Prekarya kavramına neden mesafeli olduğumu anlatarak başlayayım. Sosyal bilimlerde bir kavram moda olduğunda herkesin o kavramın üstüne atlaması gibi kötü bir huy var. Bir ara akademik makaleler Bourdieu’nün “alan” ve “habitus” gibi kavramlarıyla doluydu. Maalesef bugünlerde prekarya kavramı da öyle. Sarı Yeleklileri bile prekarya olarak tanımlayan akademisyenlere rastlayabiliyoruz. Her güvencesiz çalışanı prekarya olarak tanımlamayı doğru bulmuyorum. Sanki prekarya güvencesiz çalışmayı anlatıyormuş gibi algılanıyor akademide. Guy Standing “Sınıfı başka türlü tanımlayalım” diyor. Doğru, neoliberal dönemde güvencesiz çalışma arttı. Ama işçiler daha önce güvenceli çalışıyormuş da şimdilerde güvencesiz çalışmaya başlamışlar gibi anlatılıyor.

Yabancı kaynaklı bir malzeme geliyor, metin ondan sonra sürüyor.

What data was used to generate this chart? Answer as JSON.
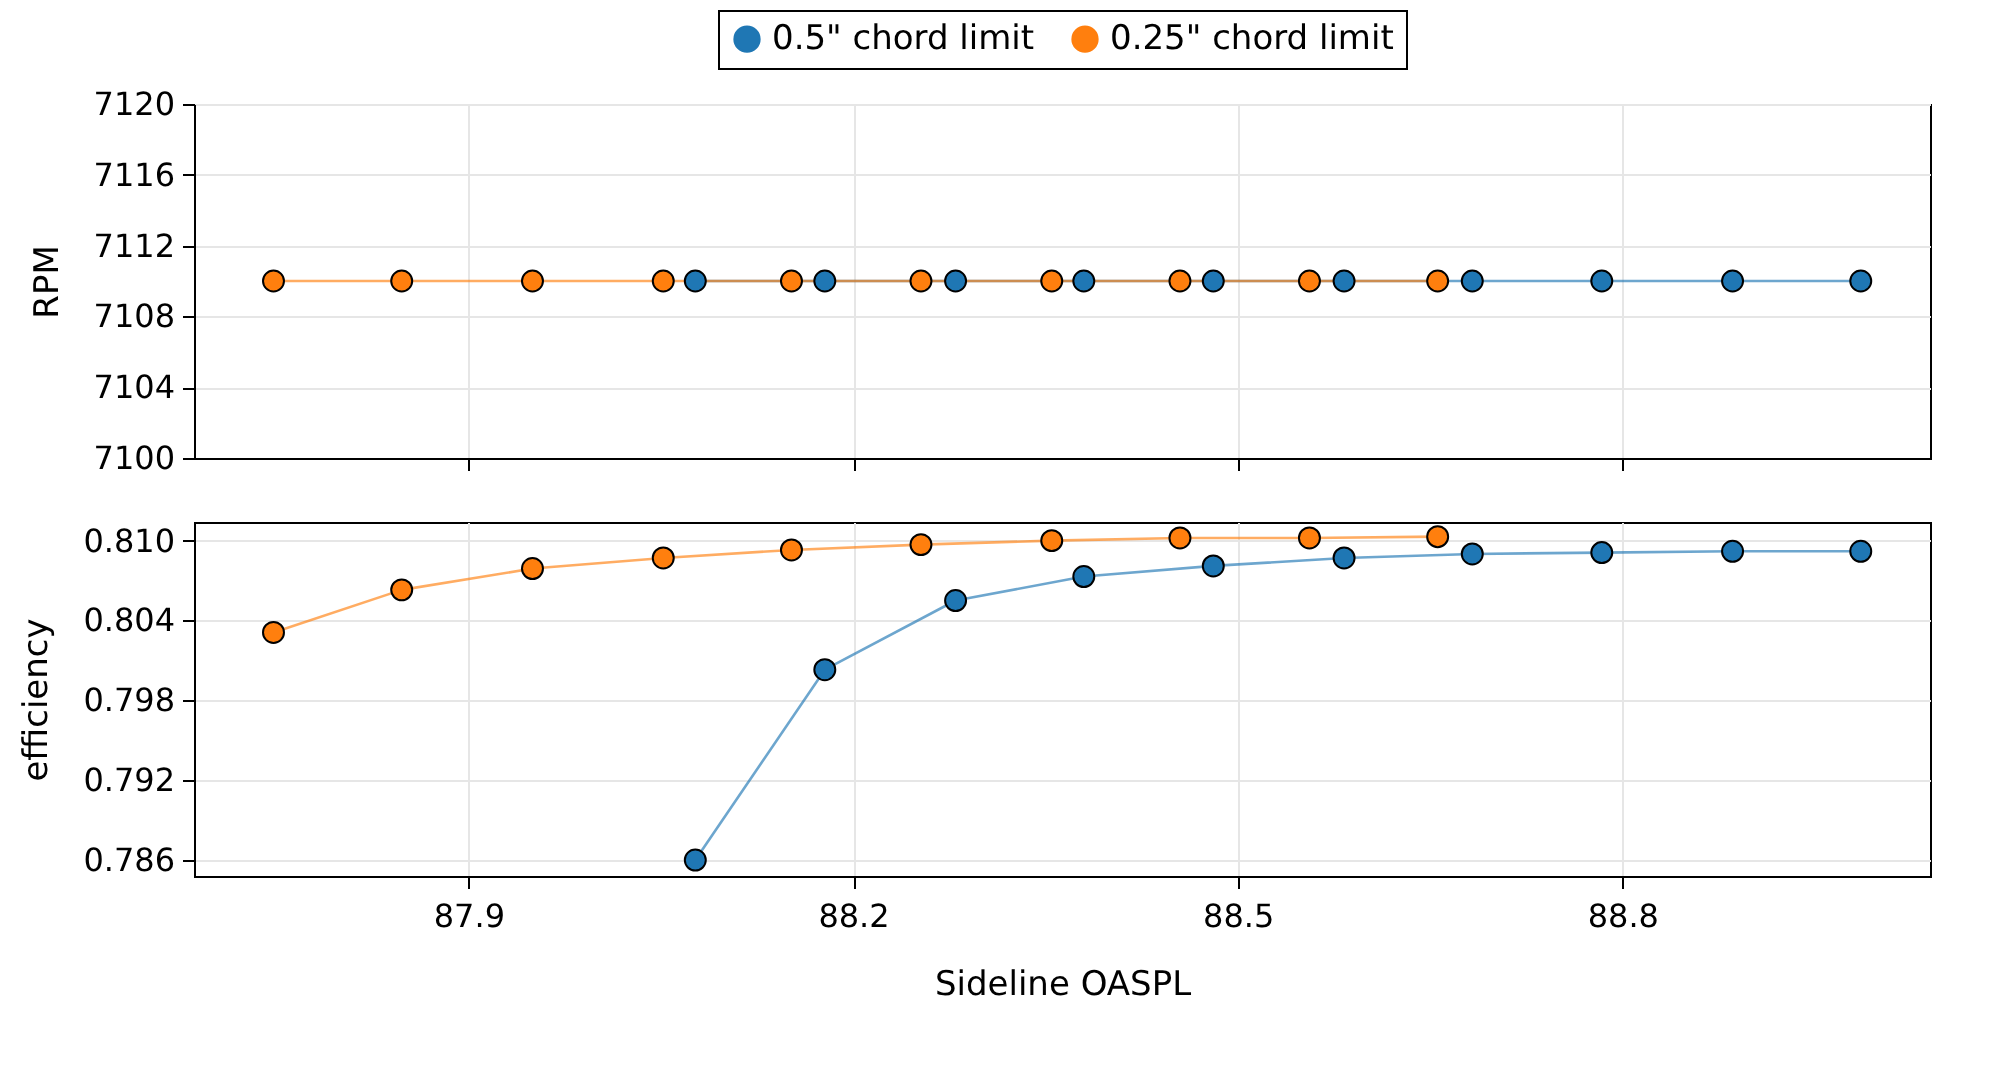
{
  "chart_data": [
    {
      "type": "line",
      "ylabel": "RPM",
      "xlim": [
        87.686,
        89.04
      ],
      "xticks": [
        87.9,
        88.2,
        88.5,
        88.8
      ],
      "ylim": [
        7100,
        7120
      ],
      "yticks": [
        7100,
        7104,
        7108,
        7112,
        7116,
        7120
      ],
      "tick_labels": "y",
      "grid": true,
      "legend": "top",
      "marker": "circle",
      "series": [
        {
          "name": "0.5\" chord limit",
          "color": "#1f77b4",
          "x": [
            88.077,
            88.178,
            88.28,
            88.38,
            88.481,
            88.583,
            88.683,
            88.784,
            88.886,
            88.986
          ],
          "values": [
            7110,
            7110,
            7110,
            7110,
            7110,
            7110,
            7110,
            7110,
            7110,
            7110
          ]
        },
        {
          "name": "0.25\" chord limit",
          "color": "#ff7f0e",
          "x": [
            87.748,
            87.848,
            87.95,
            88.052,
            88.152,
            88.253,
            88.355,
            88.455,
            88.556,
            88.656
          ],
          "values": [
            7110,
            7110,
            7110,
            7110,
            7110,
            7110,
            7110,
            7110,
            7110,
            7110
          ]
        }
      ]
    },
    {
      "type": "line",
      "xlabel": "Sideline OASPL",
      "ylabel": "efficiency",
      "xlim": [
        87.686,
        89.04
      ],
      "xticks": [
        87.9,
        88.2,
        88.5,
        88.8
      ],
      "ylim": [
        0.7848,
        0.8114
      ],
      "yticks": [
        0.786,
        0.792,
        0.798,
        0.804,
        {
          "value": 0.81,
          "label": "0.810"
        }
      ],
      "grid": true,
      "marker": "circle",
      "series": [
        {
          "color": "#1f77b4",
          "x": [
            88.077,
            88.178,
            88.28,
            88.38,
            88.481,
            88.583,
            88.683,
            88.784,
            88.886,
            88.986
          ],
          "values": [
            0.786,
            0.8003,
            0.8055,
            0.8073,
            0.8081,
            0.8087,
            0.809,
            0.8091,
            0.8092,
            0.8092
          ]
        },
        {
          "color": "#ff7f0e",
          "x": [
            87.748,
            87.848,
            87.95,
            88.052,
            88.152,
            88.253,
            88.355,
            88.455,
            88.556,
            88.656
          ],
          "values": [
            0.8031,
            0.8063,
            0.8079,
            0.8087,
            0.8093,
            0.8097,
            0.81,
            0.8102,
            0.8102,
            0.8103
          ]
        }
      ]
    }
  ]
}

Guy Standing “Sınıf artık Marx’ın tanımladığı gibi, üretim araçlarına sahip olup olmamak ile tanımlanamaz, sınıf artık ‘güvenceli çalışan’ ve ‘güvencesiz çalışan’ diye tanımlanabilir. Prekarya güvencesiz çalışanları ifade eden bir sınıf tanımıdır” diyor. Bu çok önemli bir paradigma değişimi.

Kimi akademisyen arkadaşlar prekarya kavramını sadece güvencesiz çalışmayı tanımlıyormuş gibi kullanıyorlar. Bu yüzden prekarya kavramını kullanmıyorum. Daha doğrusu, sınıfı artık farklı bir biçimde tanımlamayı önerdiği için kullanmıyorum, zira ben sınıfı hâlâ Marx’ın tanımındaki gibi kullanıyorum. Sınıf güvenceli ya da güvencesiz çalışmakla tanımlanamaz.

Marx’ın orta sınıf diye tanımladığı esnaf, zanaatkâr, küçük üretici giderek işçileşiyor. Bu tam da proleterleşme demek. Tabii işçileşince de güvencesizleşiyor. Beyaz yakalıların işçileşmesinden bahsetmiyorum. Doğal olarak güvencesiz çalışma işçilerde korku yaratıyor. İşten atılma hâlâ işçinin en temel korkusu.

Sennett’ın Sınıfın Gizli Yaraları kitabında, dediği gibi, “Hayat sadece ekmekle yaşanmıyor.” Doğru, mesele sadece işçinin ücret alması, işinin olması veya işten atılması değil ki. Çevresi işçiyi işsiz kaldığı andan itibaren, “Bir baltaya sap olamamış, işe yaramaz” olarak görebiliyor. İşçi herkes tarafından yargılanmaya başlıyor. Bir fıkra vardır ya, maden işçisi işsiz kalmış, karısı da ona, “Senin bir gözün körmüş” demiş. İşsiz kaldığınız andan itibaren bütün kusurlarınız ortaya çıkıyor. İşsiz kalmak erkek işçiler için eve ekmek götürememek, saygınlığın düşüşü anlamına geliyor. Bu, erkek işçiler için ortak bir duygu.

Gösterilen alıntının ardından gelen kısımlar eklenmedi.